Ja, er hatte viele Dinge gesehen, und er hatte viele Dinge getan. Blutige Dinge. Doch so etwas wie das, was Tyrathan in dem Bauernhaus getan hatte, hatte er noch nie erlebt. Es war nicht der Pfeilschuss durch den Boden, der ihm im Gedächtnis bleiben würde – obwohl er diesem Schuss vermutlich sein Leben verdankte. Er hatte schon genug Soldaten gesehen, denen ihre Schilde durch Pfeile an den Arm geheftet worden waren, um zu wissen, dass Holz gegen einen guten Schützen keinen ausreichenden Schutz bieten konnte. Zugegeben, es war ein spektakulärer Schuss gewesen, aber bei Tyrathan überraschte ihn das nicht weiter.

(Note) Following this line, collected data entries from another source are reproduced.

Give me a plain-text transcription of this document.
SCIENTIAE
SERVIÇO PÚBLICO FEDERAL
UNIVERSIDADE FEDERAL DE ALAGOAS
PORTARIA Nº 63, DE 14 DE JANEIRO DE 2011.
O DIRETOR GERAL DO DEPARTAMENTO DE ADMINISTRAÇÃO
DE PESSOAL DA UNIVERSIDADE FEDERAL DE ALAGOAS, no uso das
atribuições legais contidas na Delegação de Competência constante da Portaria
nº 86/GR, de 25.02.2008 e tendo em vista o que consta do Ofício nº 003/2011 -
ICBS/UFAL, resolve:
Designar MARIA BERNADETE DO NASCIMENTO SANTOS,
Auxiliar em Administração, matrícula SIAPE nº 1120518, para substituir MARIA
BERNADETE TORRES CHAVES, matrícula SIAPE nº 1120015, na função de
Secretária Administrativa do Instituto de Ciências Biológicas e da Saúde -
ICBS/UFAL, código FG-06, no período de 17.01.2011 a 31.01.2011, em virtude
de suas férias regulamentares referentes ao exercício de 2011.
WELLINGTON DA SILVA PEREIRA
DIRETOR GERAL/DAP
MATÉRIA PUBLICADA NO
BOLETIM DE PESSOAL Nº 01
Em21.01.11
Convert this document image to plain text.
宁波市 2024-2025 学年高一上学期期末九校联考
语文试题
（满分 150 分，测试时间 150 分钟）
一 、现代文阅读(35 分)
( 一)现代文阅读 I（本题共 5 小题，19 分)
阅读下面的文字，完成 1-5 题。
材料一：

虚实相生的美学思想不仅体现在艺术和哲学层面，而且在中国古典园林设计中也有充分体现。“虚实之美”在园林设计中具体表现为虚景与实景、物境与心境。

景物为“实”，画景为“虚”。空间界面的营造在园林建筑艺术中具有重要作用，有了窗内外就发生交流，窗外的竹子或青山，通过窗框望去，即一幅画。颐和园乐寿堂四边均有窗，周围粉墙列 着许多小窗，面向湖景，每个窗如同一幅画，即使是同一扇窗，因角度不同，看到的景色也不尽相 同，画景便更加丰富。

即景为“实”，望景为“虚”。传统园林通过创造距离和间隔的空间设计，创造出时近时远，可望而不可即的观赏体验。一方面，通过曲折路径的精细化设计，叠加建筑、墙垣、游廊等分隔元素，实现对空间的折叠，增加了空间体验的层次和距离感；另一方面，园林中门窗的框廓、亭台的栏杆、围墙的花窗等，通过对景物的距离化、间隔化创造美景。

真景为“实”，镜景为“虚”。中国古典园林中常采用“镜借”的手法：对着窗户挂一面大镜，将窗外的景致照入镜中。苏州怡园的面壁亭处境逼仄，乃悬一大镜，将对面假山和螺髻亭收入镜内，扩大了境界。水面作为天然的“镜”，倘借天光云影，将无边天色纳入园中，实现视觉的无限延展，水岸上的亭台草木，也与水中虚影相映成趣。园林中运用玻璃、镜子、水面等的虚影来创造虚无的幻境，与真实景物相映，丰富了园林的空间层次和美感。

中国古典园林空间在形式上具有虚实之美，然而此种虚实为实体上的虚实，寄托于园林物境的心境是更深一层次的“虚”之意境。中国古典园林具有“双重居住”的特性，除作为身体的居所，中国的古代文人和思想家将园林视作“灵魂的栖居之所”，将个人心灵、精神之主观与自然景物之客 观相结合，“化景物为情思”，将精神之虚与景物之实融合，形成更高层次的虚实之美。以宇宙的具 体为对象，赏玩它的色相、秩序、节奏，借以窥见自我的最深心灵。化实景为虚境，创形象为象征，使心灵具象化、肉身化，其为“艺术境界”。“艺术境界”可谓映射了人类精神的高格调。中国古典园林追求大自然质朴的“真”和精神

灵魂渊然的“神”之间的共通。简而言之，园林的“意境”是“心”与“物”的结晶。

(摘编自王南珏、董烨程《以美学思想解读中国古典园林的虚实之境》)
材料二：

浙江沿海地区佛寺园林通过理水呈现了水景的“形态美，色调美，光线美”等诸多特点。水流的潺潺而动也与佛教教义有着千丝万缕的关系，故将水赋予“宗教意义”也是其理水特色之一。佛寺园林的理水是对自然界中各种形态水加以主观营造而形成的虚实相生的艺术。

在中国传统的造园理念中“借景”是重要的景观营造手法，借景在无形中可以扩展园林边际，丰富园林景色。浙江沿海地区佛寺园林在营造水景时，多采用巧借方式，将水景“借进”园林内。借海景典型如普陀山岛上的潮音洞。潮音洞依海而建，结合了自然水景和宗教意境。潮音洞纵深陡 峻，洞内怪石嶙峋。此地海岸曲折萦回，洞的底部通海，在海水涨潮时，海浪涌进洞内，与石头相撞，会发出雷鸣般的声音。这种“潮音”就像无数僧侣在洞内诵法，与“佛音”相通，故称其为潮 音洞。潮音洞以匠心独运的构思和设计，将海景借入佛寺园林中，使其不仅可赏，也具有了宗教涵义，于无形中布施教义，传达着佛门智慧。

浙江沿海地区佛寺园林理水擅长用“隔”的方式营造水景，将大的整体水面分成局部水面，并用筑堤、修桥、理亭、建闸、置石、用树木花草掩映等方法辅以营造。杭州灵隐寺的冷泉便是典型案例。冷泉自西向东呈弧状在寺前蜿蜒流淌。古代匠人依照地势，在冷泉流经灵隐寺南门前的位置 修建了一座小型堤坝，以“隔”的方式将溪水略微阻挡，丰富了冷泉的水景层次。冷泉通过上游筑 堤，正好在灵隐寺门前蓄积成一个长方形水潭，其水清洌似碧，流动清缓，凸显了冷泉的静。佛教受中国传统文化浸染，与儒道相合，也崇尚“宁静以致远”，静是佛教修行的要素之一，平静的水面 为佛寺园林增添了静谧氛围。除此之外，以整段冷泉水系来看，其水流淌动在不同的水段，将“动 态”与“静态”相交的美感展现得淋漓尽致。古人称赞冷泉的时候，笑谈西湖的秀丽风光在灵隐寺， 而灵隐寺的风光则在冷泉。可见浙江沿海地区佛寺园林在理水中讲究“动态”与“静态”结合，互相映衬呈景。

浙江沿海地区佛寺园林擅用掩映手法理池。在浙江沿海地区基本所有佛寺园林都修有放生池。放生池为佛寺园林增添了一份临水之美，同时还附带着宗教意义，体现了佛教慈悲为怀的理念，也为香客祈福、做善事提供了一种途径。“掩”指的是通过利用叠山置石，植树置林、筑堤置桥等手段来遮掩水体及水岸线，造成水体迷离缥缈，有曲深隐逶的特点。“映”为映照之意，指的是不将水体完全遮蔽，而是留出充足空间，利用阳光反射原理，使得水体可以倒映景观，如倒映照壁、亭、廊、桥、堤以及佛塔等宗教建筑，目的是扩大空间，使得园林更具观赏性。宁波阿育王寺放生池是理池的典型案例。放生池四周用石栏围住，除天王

Nein, was Chen vielleicht nie wieder vergessen würde, war die Ruhe und Entschlossenheit, mit der der Mensch die Pfeile für seinen Angriff von unten vorbereitet hatte. Er hatte sie ganz bewusst zusammengebunden, nicht nur, damit sie töteten, sondern auch um auf die Möglichkeit vorbereitet zu sein, dass sie nicht töteten. Es war sein Plan gewesen, die Trolle festzunageln, und er hatte die Pfeilspitzen herumgedreht, nachdem er zugestoßen hatte, damit sie an Rippen oder Knochen hängen blieben.
Es gab Ehre in der Schlacht, Ehre, wenn man gut kämpfte. Als Tyrathan und Vol’jin bei Zouchin zurückgeblieben waren, um die Zandalari mit Pfeilen zu spicken und ihren Vormarsch aufzuhalten, war das ehrenvoll gewesen, denn so hatten die Mönche die Einwohner retten können. Den Trollen war es vermutlich feige erschienen, aber wer ein Fischerdorf mit Belagerungsmaschinen bombardierte, hatte keinerlei Ehre und auch keine verdient.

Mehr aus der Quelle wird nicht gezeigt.